While I will be ecstatic just to finish the book, I’d be lying if I said publication has never crossed my mind.  But forget about selling any copies – would any sane publisher even contemplate publishing a 250,000-300,000 word book from a first time writer?  I’m certain the answer is a decisive ‘no’ (if I was James Joyce, maybe, but unfortunately I’m not).

So what is a publishable length for a novel?  I was lucky to come across this blog post at The Swivet (the blog of Colleen Lindsay, literary agent).  The post is almost a year old, but I doubt the publishing landscape has changed that much in a year.  According to Colleen, the ideal length of a fantasy/sci-fi manuscript is 100,000 words, and up to 120,000-130,000 for a truly spectacular epic fantasy.  Agents and publishers tend to think that if a novel is too long, it probably reflects a lack of writing ability (in my case it’s probably true).  The limits don’t necessarily apply to established, published authors who have already proven they can sell.  There are also exceptions like Elizabeth Kostova’s The Historian (which I have read and personally don’t think is that great), but she was already a star and award winner, which few first time writers are. 

If you scroll down that post, you’ll see a message which lists the word counts of recent and historically popular novels.  Some of them caught me by surprise, like the first Harry Potter novel, which was roughly only 77,000 words, or the entire The Lord of the Rings trilogy, which was only around 455,000 words!  Really?  I could have sworn both felt significantly longer when I read them.  Part of this might be because I’m already up to 90,000 myself and I feel like nothing much has happened in my story!

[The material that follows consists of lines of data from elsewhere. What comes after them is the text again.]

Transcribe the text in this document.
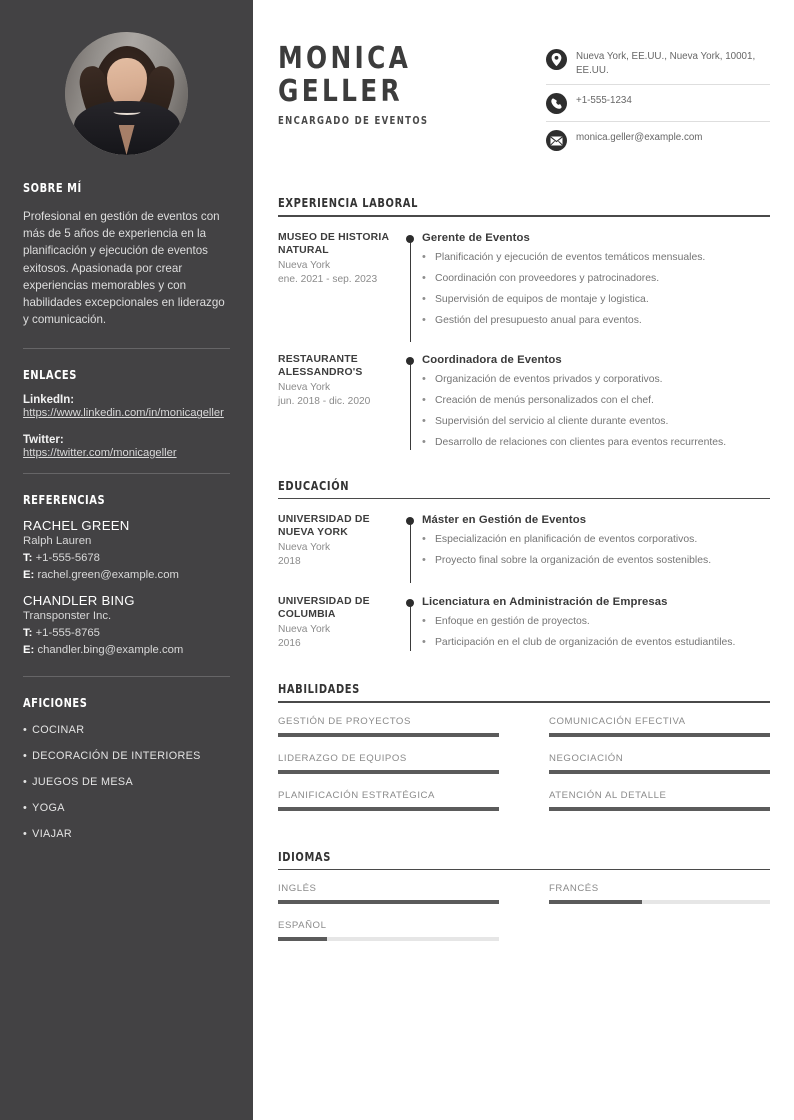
SOBRE MÍ

Profesional en gestión de eventos con más de 5 años de experiencia en la planificación y ejecución de eventos exitosos. Apasionada por crear experiencias memorables y con habilidades excepcionales en liderazgo y comunicación.

ENLACES
LinkedIn:
https://www.linkedin.com/in/monicageller
Twitter:
https://twitter.com/monicageller
REFERENCIAS
RACHEL GREEN
Ralph Lauren
T: +1-555-5678
E: rachel.green@example.com
CHANDLER BING
Transponster Inc.
T: +1-555-8765
E: chandler.bing@example.com
AFICIONES
• COCINAR
• DECORACIÓN DE INTERIORES
• JUEGOS DE MESA
• YOGA
• VIAJAR
MONICA
GELLER
ENCARGADO DE EVENTOS
Nueva York, EE.UU., Nueva York, 10001, EE.UU.
+1-555-1234
monica.geller@example.com
EXPERIENCIA LABORAL
MUSEO DE HISTORIA NATURAL
Nueva York
ene. 2021 - sep. 2023
Gerente de Eventos
• Planificación y ejecución de eventos temáticos mensuales.
• Coordinación con proveedores y patrocinadores.
• Supervisión de equipos de montaje y logistica.
• Gestión del presupuesto anual para eventos.
RESTAURANTE ALESSANDRO'S
Nueva York
jun. 2018 - dic. 2020
Coordinadora de Eventos
• Organización de eventos privados y corporativos.
• Creación de menús personalizados con el chef.
• Supervisión del servicio al cliente durante eventos.
• Desarrollo de relaciones con clientes para eventos recurrentes.
EDUCACIÓN
UNIVERSIDAD DE NUEVA YORK
Nueva York
2018
Máster en Gestión de Eventos
• Especialización en planificación de eventos corporativos.
• Proyecto final sobre la organización de eventos sostenibles.
UNIVERSIDAD DE COLUMBIA
Nueva York
2016
Licenciatura en Administración de Empresas
• Enfoque en gestión de proyectos.
• Participación en el club de organización de eventos estudiantiles.
HABILIDADES
GESTIÓN DE PROYECTOS	COMUNICACIÓN EFECTIVA
LIDERAZGO DE EQUIPOS	NEGOCIACIÓN
PLANIFICACIÓN ESTRATÉGICA	ATENCIÓN AL DETALLE
IDIOMAS
INGLÉS	FRANCÉS
ESPAÑOL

Yes, it’s just a first draft, and there will be a lot of re-writing, editing and cutting (A LOT!), but I just can’t fathom squeezing the completed manuscript down to a publishable 100,000 words.  So…perhaps a trilogy?  One that comes to mind is Patrick Rothfuss, who wrote The Name of the Wind (which I can’t wait to read).  He originally wrote a mega-long book entitled The Song of Flame and Thunder, which was rejected by all publishers he submitted to.  However, after he won the Writers of the Future competition, he managed to sell the book by splitting it into 3 volumes, the first of which was The Name of the Wind (which is still a ridiculously thick book that I’m sure exceeds 100,000 words).

Anyway, enough dreaming for now.  Have to try and finish the damn thing first.

PS: I can’t believe this is my 100th post!